IMPROVED PREDICTING NICKEL PRICE BY AVERAGING RESULTS OF PREDICTED VALUES
Author(s) -
Karen Gavrushevich Paitian
Publication year - 2019
Publication title -
vestnik astrahanskogo gosudarstvennogo tehničeskogo universiteta. seriâ: èkonomika
Language(s) - English
Resource type - Journals
eISSN - 2309-9798
pISSN - 2073-5537
DOI - 10.24143/2073-5537-2019-3-98-106
Subject(s) - consignment , economics , database transaction , raw data , econometrics , business , computer science , statistics , mathematics , marketing , programming language
The paper focuses on the fact that Russia is one of the main exporters of ferrous and non-ferrous metals on the world market. A large sector of producers and traders with this raw material is represented in the country. For successful trading it is necessary to know the prices in the future, when the contract is concluded for the export delivery of a consignment of goods, the parties often fix the price at the time of signing the treaty. By the time of cargo shipment the price may suddenly change, so that the transaction would be disadvantageous for the exporter. Today, companies are actively using forecasting and, in the case of the global market, they are guided by global stock quotes.

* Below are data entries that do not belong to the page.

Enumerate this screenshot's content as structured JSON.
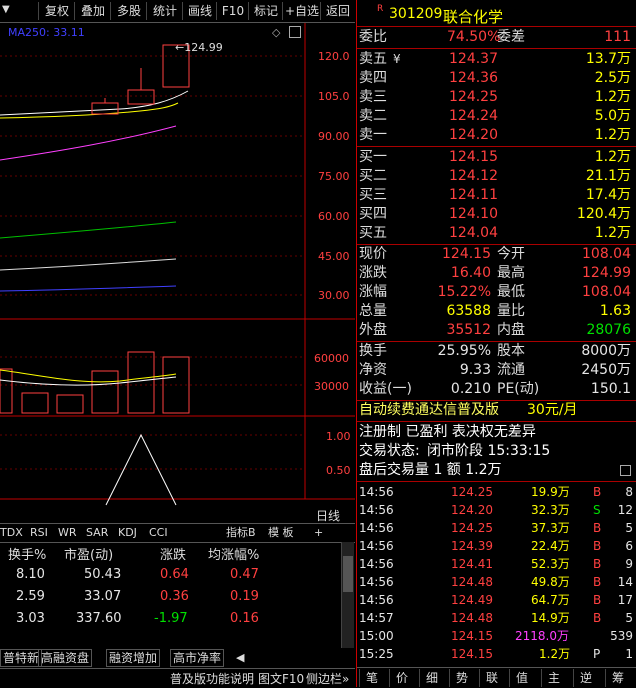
{
  "toolbar": {
    "items": [
      "复权",
      "叠加",
      "多股",
      "统计",
      "画线",
      "F10",
      "标记",
      "+自选",
      "返回"
    ]
  },
  "chart": {
    "ma_label": "MA250: 33.11",
    "high_mark": "124.99",
    "price_ticks": [
      "120.0",
      "105.0",
      "90.00",
      "75.00",
      "60.00",
      "45.00",
      "30.00"
    ],
    "vol_ticks": [
      "60000",
      "30000"
    ],
    "ind_ticks": [
      "1.00",
      "0.50"
    ],
    "xaxis_label": "日线"
  },
  "indicator_tabs": {
    "items": [
      "TDX",
      "RSI",
      "WR",
      "SAR",
      "KDJ",
      "CCI"
    ],
    "right": [
      "指标B",
      "模 板",
      "+"
    ]
  },
  "stats_table": {
    "headers": [
      "换手%",
      "市盈(动)",
      "涨跌",
      "均涨幅%"
    ],
    "rows": [
      [
        "8.10",
        "50.43",
        "0.64",
        "0.47"
      ],
      [
        "2.59",
        "33.07",
        "0.36",
        "0.19"
      ],
      [
        "3.03",
        "337.60",
        "-1.97",
        "0.16"
      ]
    ]
  },
  "bottom_tabs": [
    "普特新",
    "高融资盘",
    "融资增加",
    "高市净率"
  ],
  "bottom_bar": {
    "help": "普及版功能说明",
    "f10": "图文F10",
    "sidebar": "侧边栏»"
  },
  "stock": {
    "badge": "R",
    "code": "301209",
    "name": "联合化学"
  },
  "weibi": {
    "label": "委比",
    "value": "74.50%",
    "label2": "委差",
    "value2": "111"
  },
  "asks": [
    {
      "label": "卖五",
      "mark": "¥",
      "price": "124.37",
      "vol": "13.7万"
    },
    {
      "label": "卖四",
      "mark": "",
      "price": "124.36",
      "vol": "2.5万"
    },
    {
      "label": "卖三",
      "mark": "",
      "price": "124.25",
      "vol": "1.2万"
    },
    {
      "label": "卖二",
      "mark": "",
      "price": "124.24",
      "vol": "5.0万"
    },
    {
      "label": "卖一",
      "mark": "",
      "price": "124.20",
      "vol": "1.2万"
    }
  ],
  "bids": [
    {
      "label": "买一",
      "price": "124.15",
      "vol": "1.2万"
    },
    {
      "label": "买二",
      "price": "124.12",
      "vol": "21.1万"
    },
    {
      "label": "买三",
      "price": "124.11",
      "vol": "17.4万"
    },
    {
      "label": "买四",
      "price": "124.10",
      "vol": "120.4万"
    },
    {
      "label": "买五",
      "price": "124.04",
      "vol": "1.2万"
    }
  ],
  "quote": [
    {
      "l1": "现价",
      "v1": "124.15",
      "l2": "今开",
      "v2": "108.04"
    },
    {
      "l1": "涨跌",
      "v1": "16.40",
      "l2": "最高",
      "v2": "124.99"
    },
    {
      "l1": "涨幅",
      "v1": "15.22%",
      "l2": "最低",
      "v2": "108.04"
    },
    {
      "l1": "总量",
      "v1": "63588",
      "l2": "量比",
      "v2": "1.63"
    },
    {
      "l1": "外盘",
      "v1": "35512",
      "l2": "内盘",
      "v2": "28076"
    }
  ],
  "fund": [
    {
      "l1": "换手",
      "v1": "25.95%",
      "l2": "股本",
      "v2": "8000万"
    },
    {
      "l1": "净资",
      "v1": "9.33",
      "l2": "流通",
      "v2": "2450万"
    },
    {
      "l1": "收益(一)",
      "v1": "0.210",
      "l2": "PE(动)",
      "v2": "150.1"
    }
  ],
  "promo": {
    "text": "自动续费通达信普及版",
    "price": "30元/月"
  },
  "info": {
    "line1": "注册制 已盈利 表决权无差异",
    "status_label": "交易状态:",
    "status_value": "闭市阶段 15:33:15",
    "after": "盘后交易量 1 额 1.2万"
  },
  "ticks": [
    {
      "t": "14:56",
      "p": "124.25",
      "v": "19.9万",
      "bs": "B",
      "n": "8"
    },
    {
      "t": "14:56",
      "p": "124.20",
      "v": "32.3万",
      "bs": "S",
      "n": "12"
    },
    {
      "t": "14:56",
      "p": "124.25",
      "v": "37.3万",
      "bs": "B",
      "n": "5"
    },
    {
      "t": "14:56",
      "p": "124.39",
      "v": "22.4万",
      "bs": "B",
      "n": "6"
    },
    {
      "t": "14:56",
      "p": "124.41",
      "v": "52.3万",
      "bs": "B",
      "n": "9"
    },
    {
      "t": "14:56",
      "p": "124.48",
      "v": "49.8万",
      "bs": "B",
      "n": "14"
    },
    {
      "t": "14:56",
      "p": "124.49",
      "v": "64.7万",
      "bs": "B",
      "n": "17"
    },
    {
      "t": "14:57",
      "p": "124.48",
      "v": "14.9万",
      "bs": "B",
      "n": "5"
    },
    {
      "t": "15:00",
      "p": "124.15",
      "v": "2118.0万",
      "bs": "",
      "n": "539"
    },
    {
      "t": "15:25",
      "p": "124.15",
      "v": "1.2万",
      "bs": "P",
      "n": "1"
    }
  ],
  "right_tabs": [
    "笔",
    "价",
    "细",
    "势",
    "联",
    "值",
    "主",
    "逆",
    "筹"
  ],
  "colors": {
    "up": "#ff4040",
    "down": "#00e000",
    "accent": "#ffff00",
    "border": "#c00000"
  }
}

The prices on base metals correlate well with each other, for simplicity, and forecasting nickel price quotes is more available to take as an example. It has been stated that from the time of making the contract to the time of delivery there pass 14 days, which requires forecasting 14 steps ahead (long warning period). This fact causes the main difficulty in achieving the required accuracy. The prediction accuracy is suggested by using simple and weighted averaging of the predicted values of several models. The results of using several models of common statistical forecasting and developed in the course of the research are presented. The mean forecasting error of nickel price quotations for the period from March, 2015 to March, 2016 for 14 days ahead for the best of the given values made 6.48%, for the worst value - 14.88%. The simple averaging value has shown a prediction error of 6.01%, and the weighted value - 3.58%. It has been inferred that using this technique improves the accuracy of the available forecasting models in practice.